We tend to think that we came out of an ice age about 12,000 thousand years ago, and it’s true that we were in a glacial period from 2.6 million to 11,700 years ago. That was known as the Quaternary or Pleistocene Glaciation and is considered a major ice age. Subsequently, we had what’s called a Little Ice Age, which began in the sixteenth century and reached its peak around 1750, before receding to where we are today.
We’re currently in an interglacial period, marked by receding glaciers, known as the Holocene, so even though it seems like we’re not living in an ice age, technically we still are. There are glaciers over Antarctica and Greenland, though they’re melting fast, at least by geologic time. They’re losing over 400 billion metric tons of ice per year – more than a billion tons a day.
Modern humans have been around for about 300,000 years, and the agricultural revolution (which enabled humans to move from hunter-gatherers into settlements that eventually became what we think of as civilization) took place beginning around 12,000 years ago, when the climate became more stable, allowing for farming and writing and larger communities.

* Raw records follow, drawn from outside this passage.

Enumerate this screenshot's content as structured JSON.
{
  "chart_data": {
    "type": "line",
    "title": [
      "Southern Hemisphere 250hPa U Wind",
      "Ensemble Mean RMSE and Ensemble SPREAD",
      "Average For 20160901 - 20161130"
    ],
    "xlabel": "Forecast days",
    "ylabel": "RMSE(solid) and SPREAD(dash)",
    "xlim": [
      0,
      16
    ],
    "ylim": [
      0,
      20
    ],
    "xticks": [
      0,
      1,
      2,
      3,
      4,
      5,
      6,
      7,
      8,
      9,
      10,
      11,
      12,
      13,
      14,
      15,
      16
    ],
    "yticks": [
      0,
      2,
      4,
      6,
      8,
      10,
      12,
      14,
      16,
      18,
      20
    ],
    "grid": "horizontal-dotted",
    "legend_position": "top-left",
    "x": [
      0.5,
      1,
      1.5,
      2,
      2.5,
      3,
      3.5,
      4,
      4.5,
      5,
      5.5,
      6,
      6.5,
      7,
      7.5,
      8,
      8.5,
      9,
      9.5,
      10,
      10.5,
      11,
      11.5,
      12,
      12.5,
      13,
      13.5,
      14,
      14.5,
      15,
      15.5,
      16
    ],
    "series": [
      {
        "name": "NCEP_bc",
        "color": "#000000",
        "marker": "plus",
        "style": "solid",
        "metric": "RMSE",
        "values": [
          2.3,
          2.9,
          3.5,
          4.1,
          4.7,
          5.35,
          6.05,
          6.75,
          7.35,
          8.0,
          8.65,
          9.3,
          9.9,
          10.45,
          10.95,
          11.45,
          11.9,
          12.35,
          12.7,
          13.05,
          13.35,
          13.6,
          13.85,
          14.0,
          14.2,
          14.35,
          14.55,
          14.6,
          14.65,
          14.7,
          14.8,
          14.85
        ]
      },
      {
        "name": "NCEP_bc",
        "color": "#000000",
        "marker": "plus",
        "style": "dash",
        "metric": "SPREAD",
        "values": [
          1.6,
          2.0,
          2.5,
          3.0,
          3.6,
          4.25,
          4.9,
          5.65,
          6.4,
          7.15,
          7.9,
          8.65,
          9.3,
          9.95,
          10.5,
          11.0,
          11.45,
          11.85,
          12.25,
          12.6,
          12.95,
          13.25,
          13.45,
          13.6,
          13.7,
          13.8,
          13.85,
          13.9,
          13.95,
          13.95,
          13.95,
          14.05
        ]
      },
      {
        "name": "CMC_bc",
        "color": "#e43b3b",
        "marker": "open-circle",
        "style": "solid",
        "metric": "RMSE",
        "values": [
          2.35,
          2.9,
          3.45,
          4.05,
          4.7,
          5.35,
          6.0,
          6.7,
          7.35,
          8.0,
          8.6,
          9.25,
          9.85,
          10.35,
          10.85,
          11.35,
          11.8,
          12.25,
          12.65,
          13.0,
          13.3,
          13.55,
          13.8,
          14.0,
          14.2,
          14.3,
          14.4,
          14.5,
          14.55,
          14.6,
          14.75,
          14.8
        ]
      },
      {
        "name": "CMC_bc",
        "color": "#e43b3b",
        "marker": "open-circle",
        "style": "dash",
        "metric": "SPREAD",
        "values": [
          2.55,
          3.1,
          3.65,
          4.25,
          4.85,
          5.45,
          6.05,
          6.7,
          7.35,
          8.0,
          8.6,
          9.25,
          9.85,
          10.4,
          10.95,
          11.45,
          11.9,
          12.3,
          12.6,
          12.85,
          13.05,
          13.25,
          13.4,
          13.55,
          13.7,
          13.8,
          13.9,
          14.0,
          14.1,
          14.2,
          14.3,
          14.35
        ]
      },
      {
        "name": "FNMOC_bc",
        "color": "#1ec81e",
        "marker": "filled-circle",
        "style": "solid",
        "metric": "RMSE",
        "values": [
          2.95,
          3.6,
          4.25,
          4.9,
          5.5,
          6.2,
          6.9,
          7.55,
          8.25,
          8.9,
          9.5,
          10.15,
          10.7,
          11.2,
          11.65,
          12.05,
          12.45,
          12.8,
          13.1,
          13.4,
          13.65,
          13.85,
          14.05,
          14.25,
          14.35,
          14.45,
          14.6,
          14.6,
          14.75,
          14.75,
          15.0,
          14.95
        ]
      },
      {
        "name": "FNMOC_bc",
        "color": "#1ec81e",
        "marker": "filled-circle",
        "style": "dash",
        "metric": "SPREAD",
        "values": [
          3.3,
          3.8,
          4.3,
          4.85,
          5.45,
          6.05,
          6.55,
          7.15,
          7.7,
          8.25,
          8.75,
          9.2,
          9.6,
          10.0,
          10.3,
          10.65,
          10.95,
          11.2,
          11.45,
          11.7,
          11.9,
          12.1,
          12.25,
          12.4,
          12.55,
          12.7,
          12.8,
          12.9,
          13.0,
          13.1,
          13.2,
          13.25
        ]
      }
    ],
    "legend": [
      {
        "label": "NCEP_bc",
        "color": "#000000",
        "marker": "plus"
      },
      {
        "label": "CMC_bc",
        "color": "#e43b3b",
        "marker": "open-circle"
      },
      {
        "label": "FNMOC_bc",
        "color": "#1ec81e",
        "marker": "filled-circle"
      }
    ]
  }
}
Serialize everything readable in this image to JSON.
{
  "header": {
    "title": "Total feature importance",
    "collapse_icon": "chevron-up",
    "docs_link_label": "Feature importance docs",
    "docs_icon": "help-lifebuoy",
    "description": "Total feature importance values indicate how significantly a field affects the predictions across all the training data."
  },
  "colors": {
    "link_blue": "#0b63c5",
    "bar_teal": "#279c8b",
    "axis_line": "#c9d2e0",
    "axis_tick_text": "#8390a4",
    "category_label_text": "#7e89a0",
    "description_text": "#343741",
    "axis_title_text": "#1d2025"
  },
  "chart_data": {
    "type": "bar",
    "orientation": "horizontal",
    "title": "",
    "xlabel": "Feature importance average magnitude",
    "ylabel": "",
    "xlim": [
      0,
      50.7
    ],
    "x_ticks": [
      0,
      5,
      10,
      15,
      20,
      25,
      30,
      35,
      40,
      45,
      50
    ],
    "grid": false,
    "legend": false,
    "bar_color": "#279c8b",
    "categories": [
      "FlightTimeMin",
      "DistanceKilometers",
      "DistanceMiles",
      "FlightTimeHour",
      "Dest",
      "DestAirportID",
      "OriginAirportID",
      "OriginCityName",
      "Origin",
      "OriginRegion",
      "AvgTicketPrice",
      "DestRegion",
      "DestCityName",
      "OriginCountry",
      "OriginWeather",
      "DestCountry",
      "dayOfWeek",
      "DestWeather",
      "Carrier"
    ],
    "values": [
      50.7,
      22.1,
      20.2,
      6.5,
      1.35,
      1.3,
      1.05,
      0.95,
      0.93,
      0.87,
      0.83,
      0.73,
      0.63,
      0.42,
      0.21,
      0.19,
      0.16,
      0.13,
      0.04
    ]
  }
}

So modern humans have only ever existed during an ice age, while modern societies have really only existed for about the past 6,000 years. This means that we are ice age people. We’ve never existed outside of an ice age, but it’s possible we’re going to experience that in the next few centuries.
Of course, it’s always possible we’ll come up with some sort of technological fix to mitigate the damage from the increasingly chaotic weather cycles we’re already experiencing. Carbon net-zero energy production; solar geoengineering; carbon capture and storage; all these options and more could be used to try to solve the problems we’re going to face.
And we’re going to face problems.
We’re already seeing bigger storms and wildfires, bigger droughts and floods. Sure, it’s hard to tie any single event to climate change, but the vast number of these catastrophic impacts can only be explained by our changing environment. “Normal” is being displaced by “abnormal.”
For a while, plants might do better with the increased carbon dioxide in the air – as long as the temperature doesn’t get too high, and as long as the fields don’t flood or experience drought. But eventually the high level of CO2 will harm the plants. They’re already becoming less nutritious and that trend is likely to continue.
The growing seasons are changing; the migrations and migration patterns of animals are changing; the certainty that once defined the seasons is now vanishing; and the jet stream is weakening, as is the Atlantic Meridional Overturning Circulation (ocean currents that circulate warmer and colder water to keep the climate stable). All these conditions will lead us to greater chaos.
We likely won’t exit this ice age for another century or more, but regardless of when it officially ends, each decade is going to get less predictable. The assumptions we used to be able to make about the physical world are going to have to be revisited and revised. The planet will do fine. And some species will benefit while others will lose out.
Humans, as one of the species that has never existed outside an ice age, will almost certainly be one of the losers. And although it’s almost certainly too late to stop much of the damage, we can still mitigate the harm if we’re willing to make sacrifices – consuming less of everything, especially energy. Unfortunately, I don’t see that happening anytime soon.